A turn comes up and I head into the teen bend...where we get to look at the weeks spent at drama camp, church camp, and vacation bible school in Georgia. The years when I had my summer booked to the point of only weekends at home...not that I didn't love my family... Those stops are longer layovers due to the sheer number of kids that memories come from. The memories of kids bring up summers of Camp Penuel (an inner city camp that I worked at) and semesters of Jeffco with my best friend and sister planning our schedules so that we had at least one break with each other! As we end the turn, I get to relive some moments from my few months spent in Costa Rica...and everything becomes Espanol! Oh, mi cielo!
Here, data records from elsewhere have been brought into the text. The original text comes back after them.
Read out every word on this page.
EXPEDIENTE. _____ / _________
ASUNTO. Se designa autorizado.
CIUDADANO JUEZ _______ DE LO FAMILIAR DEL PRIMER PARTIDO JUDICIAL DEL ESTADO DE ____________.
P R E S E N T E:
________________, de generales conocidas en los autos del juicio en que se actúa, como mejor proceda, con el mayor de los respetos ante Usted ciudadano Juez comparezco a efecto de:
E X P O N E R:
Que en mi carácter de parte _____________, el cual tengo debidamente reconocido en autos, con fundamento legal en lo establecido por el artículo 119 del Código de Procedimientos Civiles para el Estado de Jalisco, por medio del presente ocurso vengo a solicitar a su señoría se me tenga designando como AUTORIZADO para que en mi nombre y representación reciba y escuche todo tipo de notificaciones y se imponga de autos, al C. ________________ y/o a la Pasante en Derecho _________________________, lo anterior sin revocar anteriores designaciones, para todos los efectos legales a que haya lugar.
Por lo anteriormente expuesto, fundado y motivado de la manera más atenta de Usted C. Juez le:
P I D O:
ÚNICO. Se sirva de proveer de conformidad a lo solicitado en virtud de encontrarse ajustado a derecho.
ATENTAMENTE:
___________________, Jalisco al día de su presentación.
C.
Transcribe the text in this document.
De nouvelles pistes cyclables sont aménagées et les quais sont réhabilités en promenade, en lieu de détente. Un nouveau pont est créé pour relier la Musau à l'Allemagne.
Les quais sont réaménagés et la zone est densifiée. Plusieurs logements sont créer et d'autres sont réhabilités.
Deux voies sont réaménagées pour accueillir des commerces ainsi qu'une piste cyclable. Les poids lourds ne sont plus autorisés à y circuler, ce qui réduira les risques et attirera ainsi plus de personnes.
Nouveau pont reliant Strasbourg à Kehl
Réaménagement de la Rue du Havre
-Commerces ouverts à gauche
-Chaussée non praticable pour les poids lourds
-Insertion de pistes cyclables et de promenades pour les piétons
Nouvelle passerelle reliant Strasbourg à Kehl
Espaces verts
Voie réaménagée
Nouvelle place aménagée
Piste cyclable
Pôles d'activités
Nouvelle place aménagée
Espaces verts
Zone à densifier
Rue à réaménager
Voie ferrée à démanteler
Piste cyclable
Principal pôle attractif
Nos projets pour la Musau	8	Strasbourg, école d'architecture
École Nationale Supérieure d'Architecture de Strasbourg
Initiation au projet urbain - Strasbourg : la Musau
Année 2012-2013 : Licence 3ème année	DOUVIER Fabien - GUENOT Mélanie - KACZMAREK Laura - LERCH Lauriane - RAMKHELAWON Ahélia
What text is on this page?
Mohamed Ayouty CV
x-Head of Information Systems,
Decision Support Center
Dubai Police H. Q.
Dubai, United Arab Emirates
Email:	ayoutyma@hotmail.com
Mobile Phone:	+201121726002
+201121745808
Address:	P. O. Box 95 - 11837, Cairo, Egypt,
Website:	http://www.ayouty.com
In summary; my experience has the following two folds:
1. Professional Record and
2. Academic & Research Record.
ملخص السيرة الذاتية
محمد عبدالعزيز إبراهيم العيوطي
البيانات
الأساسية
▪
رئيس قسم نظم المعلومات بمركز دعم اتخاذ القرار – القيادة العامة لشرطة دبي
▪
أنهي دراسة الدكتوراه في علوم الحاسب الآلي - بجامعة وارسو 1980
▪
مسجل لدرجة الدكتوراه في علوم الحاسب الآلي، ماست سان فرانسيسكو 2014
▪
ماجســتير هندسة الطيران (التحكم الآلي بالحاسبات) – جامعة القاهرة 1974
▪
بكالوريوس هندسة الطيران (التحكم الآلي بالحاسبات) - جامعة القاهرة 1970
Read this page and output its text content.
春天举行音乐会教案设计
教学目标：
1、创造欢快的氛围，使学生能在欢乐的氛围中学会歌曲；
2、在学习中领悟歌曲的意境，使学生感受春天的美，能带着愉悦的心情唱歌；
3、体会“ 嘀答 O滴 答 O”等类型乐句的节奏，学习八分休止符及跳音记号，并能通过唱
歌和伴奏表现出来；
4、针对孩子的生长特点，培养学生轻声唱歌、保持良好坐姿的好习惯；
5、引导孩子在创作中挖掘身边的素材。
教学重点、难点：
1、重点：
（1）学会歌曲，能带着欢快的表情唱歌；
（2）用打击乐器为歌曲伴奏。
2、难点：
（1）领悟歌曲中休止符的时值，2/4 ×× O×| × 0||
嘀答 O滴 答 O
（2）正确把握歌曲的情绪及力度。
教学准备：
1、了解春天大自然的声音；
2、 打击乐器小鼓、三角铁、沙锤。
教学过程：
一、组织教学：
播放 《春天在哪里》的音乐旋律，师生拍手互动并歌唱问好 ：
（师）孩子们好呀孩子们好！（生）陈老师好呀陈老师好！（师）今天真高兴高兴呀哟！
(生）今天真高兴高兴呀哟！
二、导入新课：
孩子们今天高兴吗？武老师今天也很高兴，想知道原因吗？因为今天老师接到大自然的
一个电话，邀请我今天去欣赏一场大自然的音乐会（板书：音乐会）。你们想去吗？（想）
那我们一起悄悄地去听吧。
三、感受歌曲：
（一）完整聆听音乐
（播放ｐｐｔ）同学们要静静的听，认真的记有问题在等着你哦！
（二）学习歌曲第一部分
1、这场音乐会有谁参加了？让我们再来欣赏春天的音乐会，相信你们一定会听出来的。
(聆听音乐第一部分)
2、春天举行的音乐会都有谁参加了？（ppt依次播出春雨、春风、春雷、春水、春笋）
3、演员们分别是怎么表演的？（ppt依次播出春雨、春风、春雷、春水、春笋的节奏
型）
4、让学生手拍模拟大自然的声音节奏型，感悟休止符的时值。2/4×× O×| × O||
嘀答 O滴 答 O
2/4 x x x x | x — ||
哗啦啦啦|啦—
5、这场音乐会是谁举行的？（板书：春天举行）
The turn straightens and another trip seems to be in order. Georgia again, but as a permenant residence for continued college...but then a bump....and a recruiter! The army stop is one of those memories that requires verification through pictures because it still doesn't all seem really. We go through all these bumpy times; basic training, advanced individual training, and then my stationing at Ft Polk. I can see the first time I put on my ACU uniform scrabbling to figure out where all the patches. A time which made me feel like a little girl playing in daddy's clothes and big boots! That feeling fades as the next picture enters. It finds me saluting the red, white and blue for the first time replacing the feeling of uncertainty with a pride that swells until you think you will burst. The bugle call changes then to tap and the feelings become slightly different...the pride is still there, but it is now accompanied by a sense of sadness with peace from God thrown in as if to say, "It's ok. Go ahead and rest. I got the watch now." Training and everyday life flies by without being able to make much of the memories, but then it slows to review the pre-deployment to Iraq...the travelling time...the first time I loaded "real" ammo into my mag and locked and loaded...the first time I heard the whistle of a rocket...the last time I heard from a friend...the look into the third world county...the sand, dust, heat, sun...the phone calls home...the tears of homesickness, fear, and fatigue. Like a flash, we are back to Ft Polk.
Welcome home. The past year has flown by as well, with many memories of frustration and pain. Work a constant each day...including the weekends and vacation! Anticipation for the future has become a theme that courses through me as a motivation to make it...back into the present...until next year when I can fill in the blanks of the new stops that this anticipation has added to the walk down memory lane.